The bike's exterior style is everything one looks for in a dirt bike. In other words, it is aggressive and angular. The MXV's gas tank is nearly invisible, as it is positioned low between the frame tubes and hidden by the bike's standout body panels. This gives the bike a remarkably sleek and slender look that is recognizably Italian. The 2010 Aprilia MXV is only available in the company's trademark Red Off color, which at first glance can leave some riders believing that they are looking at a Honda. But under closer inspection, the sharp front fender, two-tone seat, and boomerang-shaped side number plates give the bike its defining identity. The red is beautifully balanced by the bike's titanium twin tail pipes, black anodized aluminum alloy wheels, and black 50mm Marzocchi upside down fork. Think Lamborghini turned motocross.

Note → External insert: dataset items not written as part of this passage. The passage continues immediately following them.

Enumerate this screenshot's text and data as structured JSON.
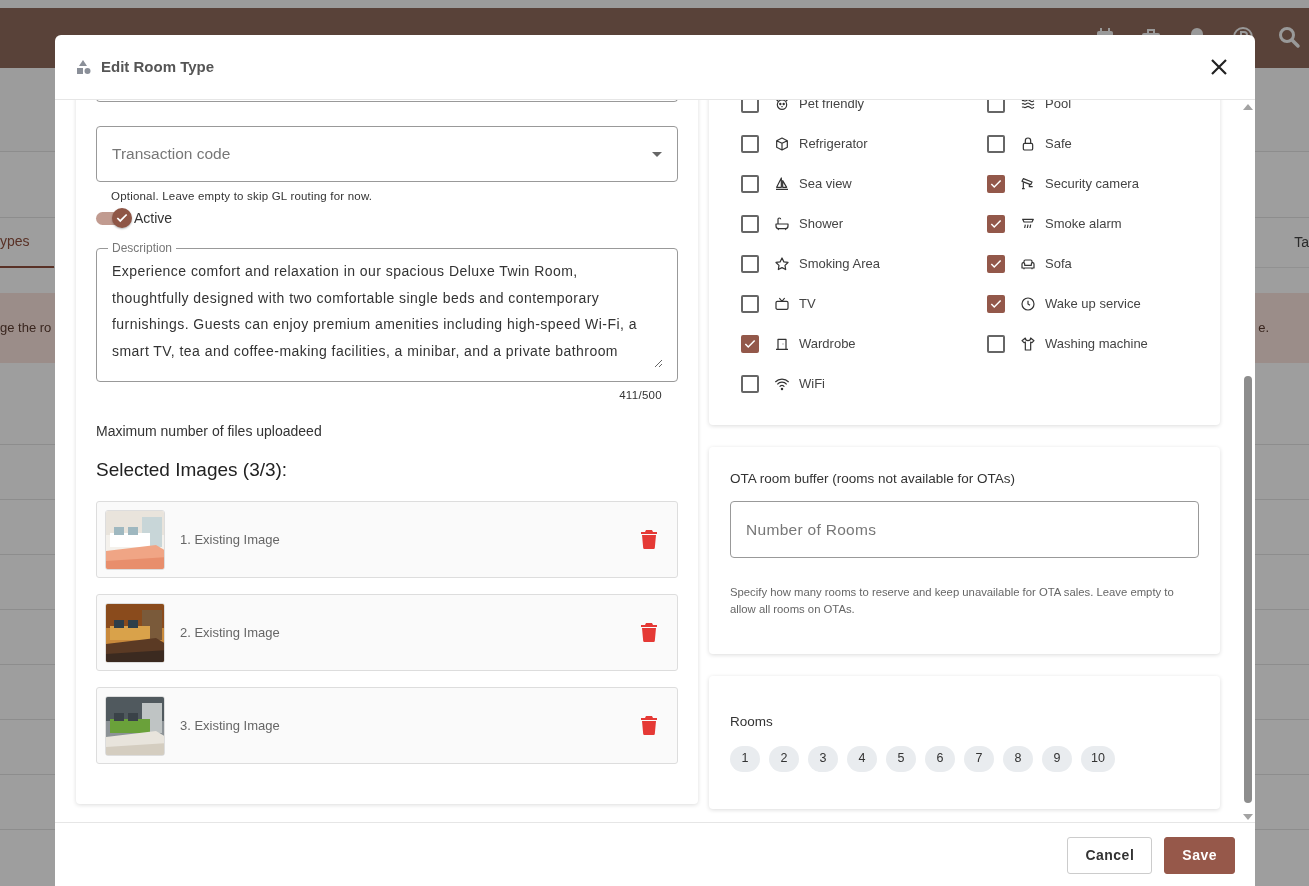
{
  "background": {
    "tabs": [
      {
        "label": "ypes",
        "selected": true
      },
      {
        "label": "Ta",
        "selected": false
      }
    ],
    "banner": {
      "text_left": "ge the ro",
      "text_right": "e."
    }
  },
  "dialog": {
    "title": "Edit Room Type",
    "transaction_code": {
      "placeholder": "Transaction code",
      "hint": "Optional. Leave empty to skip GL routing for now."
    },
    "active": {
      "label": "Active",
      "on": true
    },
    "description": {
      "label": "Description",
      "value": "Experience comfort and relaxation in our spacious Deluxe Twin Room, thoughtfully designed with two comfortable single beds and contemporary furnishings. Guests can enjoy premium amenities including high-speed Wi-Fi, a smart TV, tea and coffee-making facilities, a minibar, and a private bathroom",
      "counter": "411/500"
    },
    "files_note": "Maximum number of files uploadeed",
    "images": {
      "heading": "Selected Images (3/3):",
      "items": [
        {
          "label": "1. Existing Image",
          "kind": "picture"
        },
        {
          "label": "2. Existing Image",
          "kind": "picture"
        },
        {
          "label": "3. Existing Image",
          "kind": "picture"
        }
      ]
    },
    "amenities": [
      {
        "label": "Pet friendly",
        "checked": false
      },
      {
        "label": "Pool",
        "checked": false
      },
      {
        "label": "Refrigerator",
        "checked": false
      },
      {
        "label": "Safe",
        "checked": false
      },
      {
        "label": "Sea view",
        "checked": false
      },
      {
        "label": "Security camera",
        "checked": true
      },
      {
        "label": "Shower",
        "checked": false
      },
      {
        "label": "Smoke alarm",
        "checked": true
      },
      {
        "label": "Smoking Area",
        "checked": false
      },
      {
        "label": "Sofa",
        "checked": true
      },
      {
        "label": "TV",
        "checked": false
      },
      {
        "label": "Wake up service",
        "checked": true
      },
      {
        "label": "Wardrobe",
        "checked": true
      },
      {
        "label": "Washing machine",
        "checked": false
      },
      {
        "label": "WiFi",
        "checked": false
      }
    ],
    "ota": {
      "label": "OTA room buffer (rooms not available for OTAs)",
      "placeholder": "Number of Rooms",
      "hint": "Specify how many rooms to reserve and keep unavailable for OTA sales. Leave empty to allow all rooms on OTAs."
    },
    "rooms": {
      "label": "Rooms",
      "chips": [
        "1",
        "2",
        "3",
        "4",
        "5",
        "6",
        "7",
        "8",
        "9",
        "10"
      ]
    },
    "buttons": [
      {
        "label": "Cancel",
        "kind": "secondary"
      },
      {
        "label": "Save",
        "kind": "primary"
      }
    ]
  }
}
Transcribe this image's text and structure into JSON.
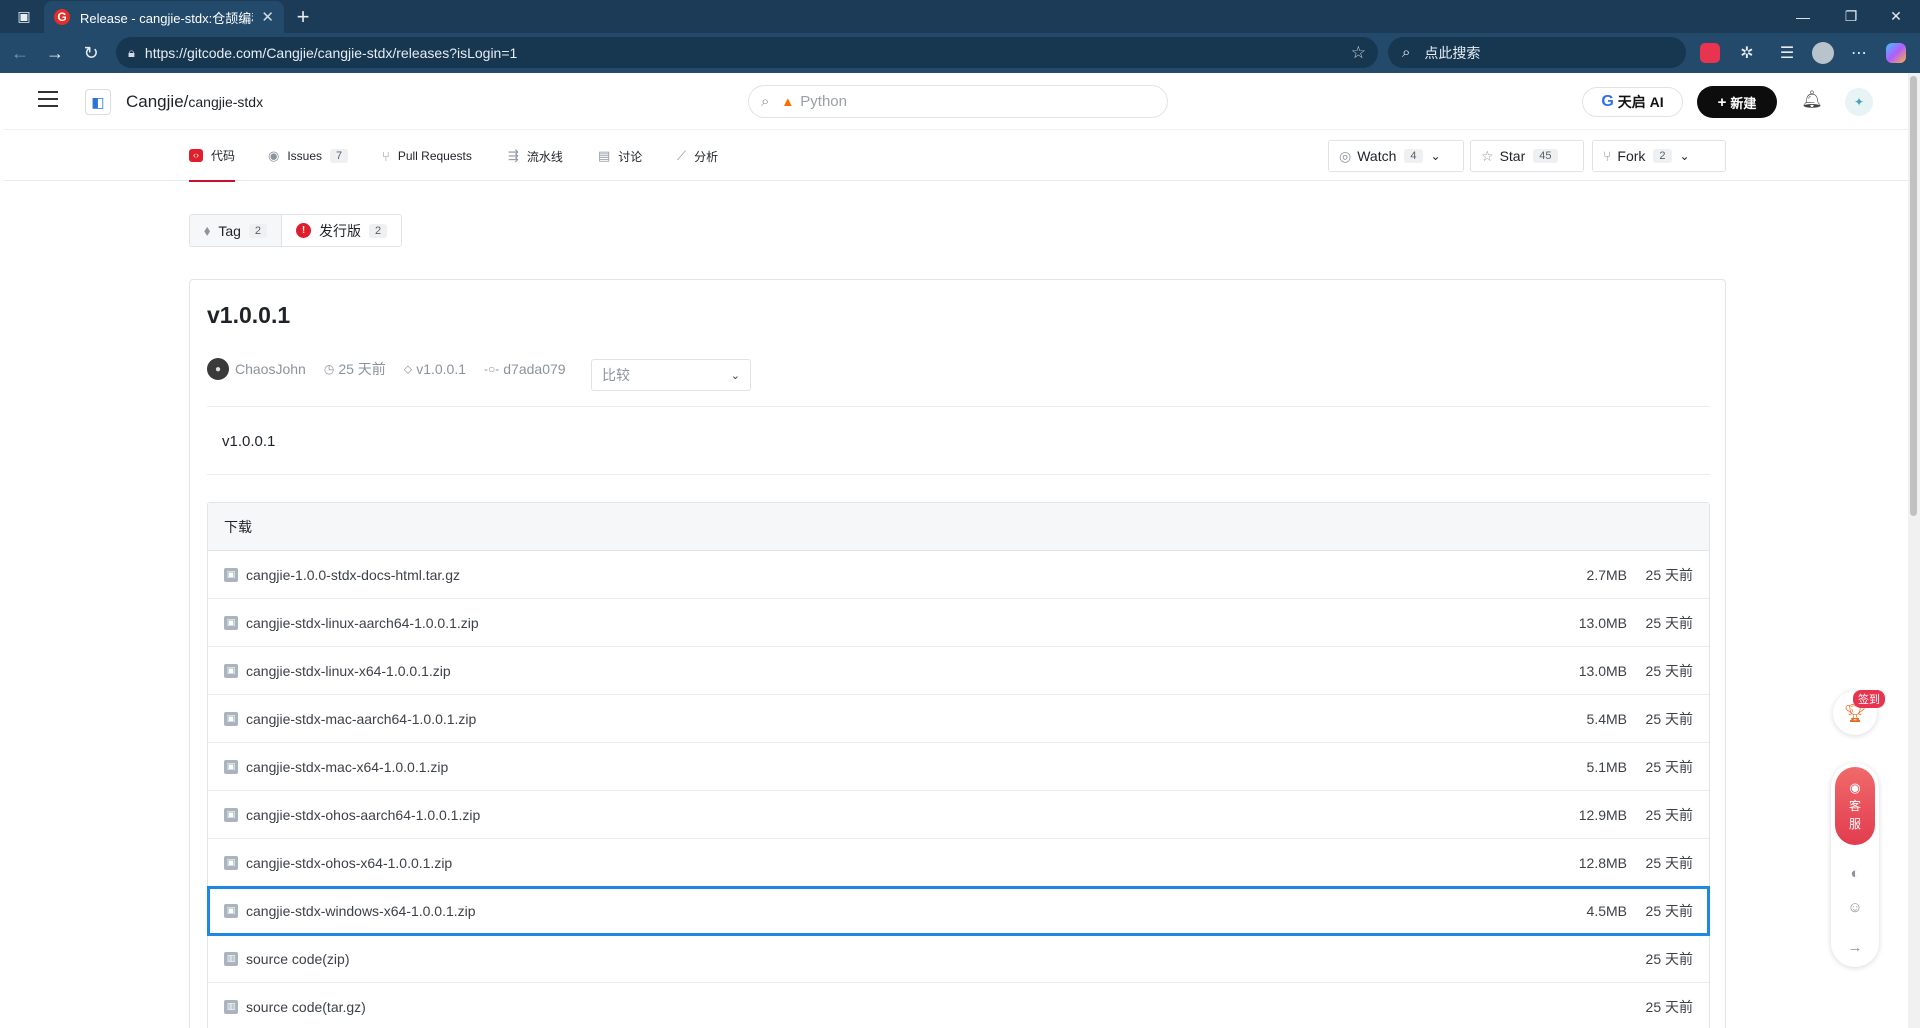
{
  "browser": {
    "tab_title": "Release - cangjie-stdx:仓颉编程语言",
    "url": "https://gitcode.com/Cangjie/cangjie-stdx/releases?isLogin=1",
    "search_placeholder": "点此搜索",
    "icons": [
      "tab-actions-icon",
      "back-icon",
      "forward-icon",
      "refresh-icon",
      "lock-icon",
      "favorite-star-icon",
      "search-icon",
      "extension-icon",
      "puzzle-icon",
      "favorites-icon",
      "profile-icon",
      "more-icon",
      "copilot-icon"
    ]
  },
  "header": {
    "owner": "Cangjie/",
    "repo": "cangjie-stdx",
    "search_placeholder": "Python",
    "ai_button": "天启 AI",
    "new_button": "新建"
  },
  "repo_nav": {
    "items": [
      {
        "label": "代码",
        "active": true
      },
      {
        "label": "Issues",
        "count": "7"
      },
      {
        "label": "Pull Requests"
      },
      {
        "label": "流水线"
      },
      {
        "label": "讨论"
      },
      {
        "label": "分析"
      }
    ],
    "watch": {
      "label": "Watch",
      "count": "4"
    },
    "star": {
      "label": "Star",
      "count": "45"
    },
    "fork": {
      "label": "Fork",
      "count": "2"
    }
  },
  "segment": {
    "tag": {
      "label": "Tag",
      "count": "2"
    },
    "release": {
      "label": "发行版",
      "count": "2"
    }
  },
  "release": {
    "title": "v1.0.0.1",
    "author": "ChaosJohn",
    "time": "25 天前",
    "tag": "v1.0.0.1",
    "commit": "d7ada079",
    "compare_placeholder": "比较",
    "body": "v1.0.0.1",
    "downloads_header": "下载",
    "files": [
      {
        "name": "cangjie-1.0.0-stdx-docs-html.tar.gz",
        "size": "2.7MB",
        "date": "25 天前"
      },
      {
        "name": "cangjie-stdx-linux-aarch64-1.0.0.1.zip",
        "size": "13.0MB",
        "date": "25 天前"
      },
      {
        "name": "cangjie-stdx-linux-x64-1.0.0.1.zip",
        "size": "13.0MB",
        "date": "25 天前"
      },
      {
        "name": "cangjie-stdx-mac-aarch64-1.0.0.1.zip",
        "size": "5.4MB",
        "date": "25 天前"
      },
      {
        "name": "cangjie-stdx-mac-x64-1.0.0.1.zip",
        "size": "5.1MB",
        "date": "25 天前"
      },
      {
        "name": "cangjie-stdx-ohos-aarch64-1.0.0.1.zip",
        "size": "12.9MB",
        "date": "25 天前"
      },
      {
        "name": "cangjie-stdx-ohos-x64-1.0.0.1.zip",
        "size": "12.8MB",
        "date": "25 天前"
      },
      {
        "name": "cangjie-stdx-windows-x64-1.0.0.1.zip",
        "size": "4.5MB",
        "date": "25 天前"
      },
      {
        "name": "source code(zip)",
        "size": "",
        "date": "25 天前"
      },
      {
        "name": "source code(tar.gz)",
        "size": "",
        "date": "25 天前"
      }
    ]
  },
  "floating": {
    "checkin_badge": "签到",
    "service_label_1": "客",
    "service_label_2": "服"
  },
  "colors": {
    "browser_chrome": "#234a6b",
    "accent_red": "#e01f2d",
    "selection_blue": "#1e88e5"
  }
}
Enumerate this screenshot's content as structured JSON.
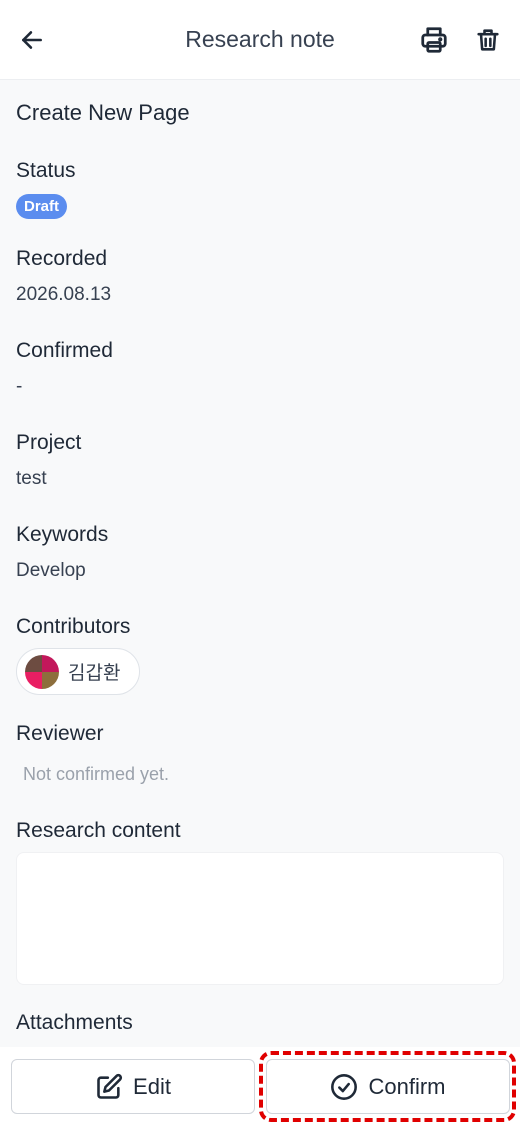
{
  "header": {
    "title": "Research note",
    "back_icon": "arrow-left-icon",
    "print_icon": "printer-icon",
    "delete_icon": "trash-icon"
  },
  "page": {
    "title": "Create New Page"
  },
  "fields": {
    "status_label": "Status",
    "status_value": "Draft",
    "recorded_label": "Recorded",
    "recorded_value": "2026.08.13",
    "confirmed_label": "Confirmed",
    "confirmed_value": "-",
    "project_label": "Project",
    "project_value": "test",
    "keywords_label": "Keywords",
    "keywords_value": "Develop",
    "contributors_label": "Contributors",
    "contributor_name": "김갑환",
    "reviewer_label": "Reviewer",
    "reviewer_value": "Not confirmed yet.",
    "research_content_label": "Research content",
    "attachments_label": "Attachments"
  },
  "footer": {
    "edit_label": "Edit",
    "confirm_label": "Confirm"
  },
  "colors": {
    "badge": "#5b8def",
    "highlight": "#e00000"
  }
}
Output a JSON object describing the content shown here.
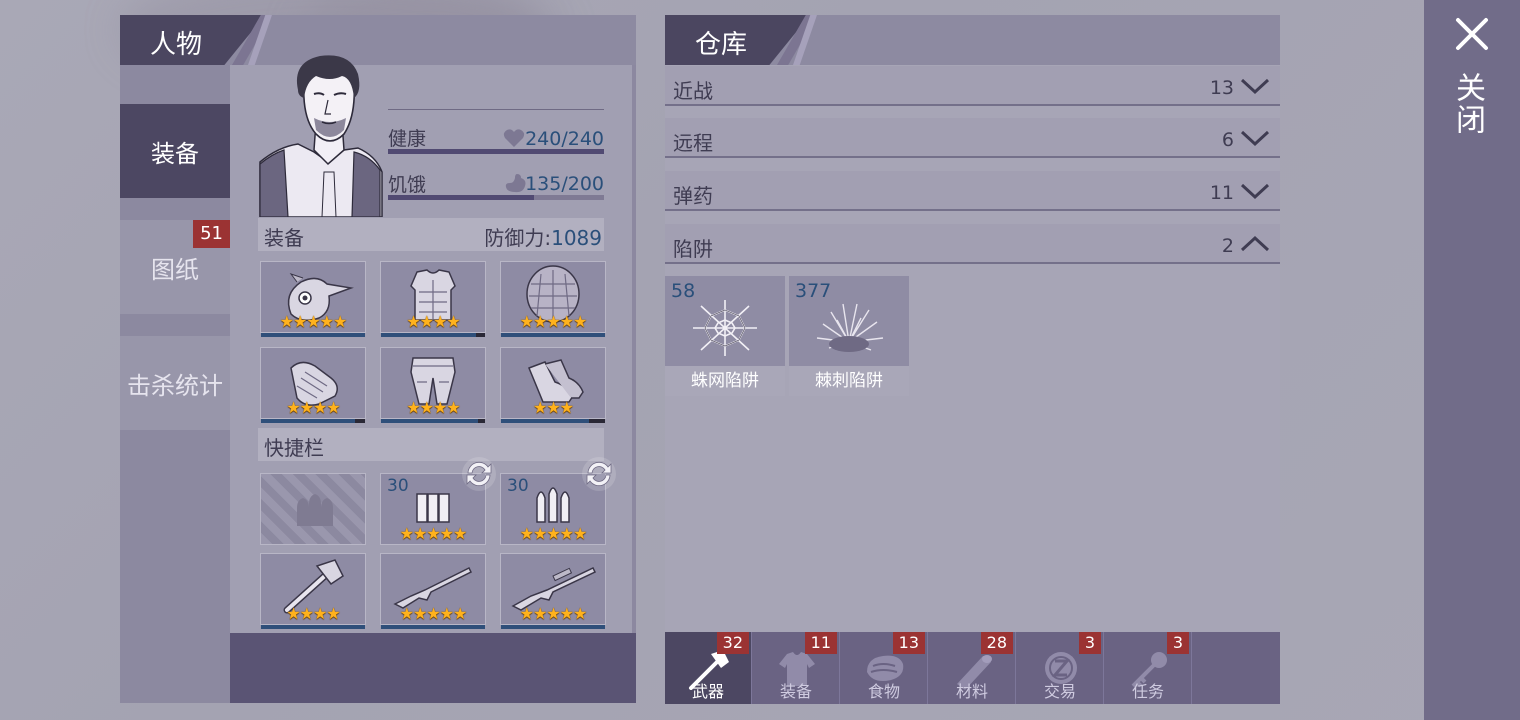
{
  "character": {
    "title": "人物",
    "side_tabs": [
      {
        "label": "装备",
        "badge": ""
      },
      {
        "label": "图纸",
        "badge": "51"
      },
      {
        "label": "击杀统计",
        "badge": ""
      }
    ],
    "stats": {
      "health": {
        "label": "健康",
        "value": "240/240",
        "fraction": 1.0,
        "icon": "heart-icon"
      },
      "hunger": {
        "label": "饥饿",
        "value": "135/200",
        "fraction": 0.675,
        "icon": "stomach-icon"
      }
    },
    "equipment": {
      "title": "装备",
      "defense_label": "防御力:",
      "defense_value": "1089",
      "slots": [
        {
          "item": "bird-mask-icon",
          "stars": "★★★★★",
          "durability": 1.0
        },
        {
          "item": "armor-vest-icon",
          "stars": "★★★★",
          "durability": 0.95
        },
        {
          "item": "turtle-shell-icon",
          "stars": "★★★★★",
          "durability": 1.0
        },
        {
          "item": "gloves-icon",
          "stars": "★★★★",
          "durability": 0.9
        },
        {
          "item": "armor-pants-icon",
          "stars": "★★★★",
          "durability": 0.95
        },
        {
          "item": "boots-icon",
          "stars": "★★★",
          "durability": 0.85
        }
      ]
    },
    "hotbar": {
      "title": "快捷栏",
      "slots": [
        {
          "item": "empty-ammo-slot-icon",
          "count": "",
          "stars": ""
        },
        {
          "item": "shotgun-shells-icon",
          "count": "30",
          "stars": "★★★★★"
        },
        {
          "item": "rifle-bullets-icon",
          "count": "30",
          "stars": "★★★★★"
        },
        {
          "item": "hatchet-icon",
          "count": "",
          "stars": "★★★★"
        },
        {
          "item": "shotgun-icon",
          "count": "",
          "stars": "★★★★★"
        },
        {
          "item": "rifle-icon",
          "count": "",
          "stars": "★★★★★"
        }
      ]
    }
  },
  "warehouse": {
    "title": "仓库",
    "categories": [
      {
        "name": "近战",
        "count": "13",
        "expanded": false
      },
      {
        "name": "远程",
        "count": "6",
        "expanded": false
      },
      {
        "name": "弹药",
        "count": "11",
        "expanded": false
      },
      {
        "name": "陷阱",
        "count": "2",
        "expanded": true
      }
    ],
    "items": [
      {
        "name": "蛛网陷阱",
        "count": "58",
        "icon": "spider-web-trap-icon"
      },
      {
        "name": "棘刺陷阱",
        "count": "377",
        "icon": "thorn-trap-icon"
      }
    ],
    "bottom_tabs": [
      {
        "label": "武器",
        "badge": "32",
        "icon": "axe-icon",
        "active": true
      },
      {
        "label": "装备",
        "badge": "11",
        "icon": "shirt-icon",
        "active": false
      },
      {
        "label": "食物",
        "badge": "13",
        "icon": "meat-icon",
        "active": false
      },
      {
        "label": "材料",
        "badge": "28",
        "icon": "log-icon",
        "active": false
      },
      {
        "label": "交易",
        "badge": "3",
        "icon": "coin-icon",
        "active": false
      },
      {
        "label": "任务",
        "badge": "3",
        "icon": "key-icon",
        "active": false
      }
    ]
  },
  "close": {
    "label": "关闭"
  }
}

The 2010 Aprilia MXV has a comfortable seat height of 37.8 inches, making it an easy ride for 16 year-olds and up. Plus, it has a ground clearance of nearly 51 inches and big, chunky tires that are perfectly designed for handling the most rugged terrain. Due to the engine's low placement within the frame, the bike's foot pegs are positioned slightly lower than most other dirt bikes, and this can cause them to drag in seriously rutted corners.
Aprilia has outfitted the 2010 MXV with two ignition settings, the factory default ""Big Bang,"" and the aptly named ""Screamer."" The standard Big Bang setting closes the firing gap between the two cylinders, which enables it to give the rider excellent control and traction for an exceptional ride. When the Screamer setting is activated, however, the firing gap is changed over to the operational standard for a 77-degree, V-Twin engine, and the bike's performance goes through the roof and its 12,500 rpm limit. The Screamer setting is not for beginners, nor for the faint-of-heart. This setting turns an already aggressive motocross bike into a ground-churning, hill-jumping beast. Thankfully, there is a toggle switch that allows the rider to shift from Hard to Soft engine maps.
Driving the 2010 Aprilia MXV 450 is a unique pleasure, but its handling and weight distribution can make it a challenge to master out of the gate. The bike feels heavier than its 238 pounds (dry weight) and its steering has a tendency to feel slow in switchbacks. The springy-soft suspension system, while an excellent performer on desert-style dunes and whoop-inducing jumps, might feel a tad too soft for some riders on tracks that are built for speed. Once one does get a handle on this Italian gem, however, there is a lot of fun to be had. Of course, if you're planning on taking it to an AMA Pro Racing track, you had better think again. The MXV's twin-cylinder engine makes it illegal for use on AMA Pro Racing tracks.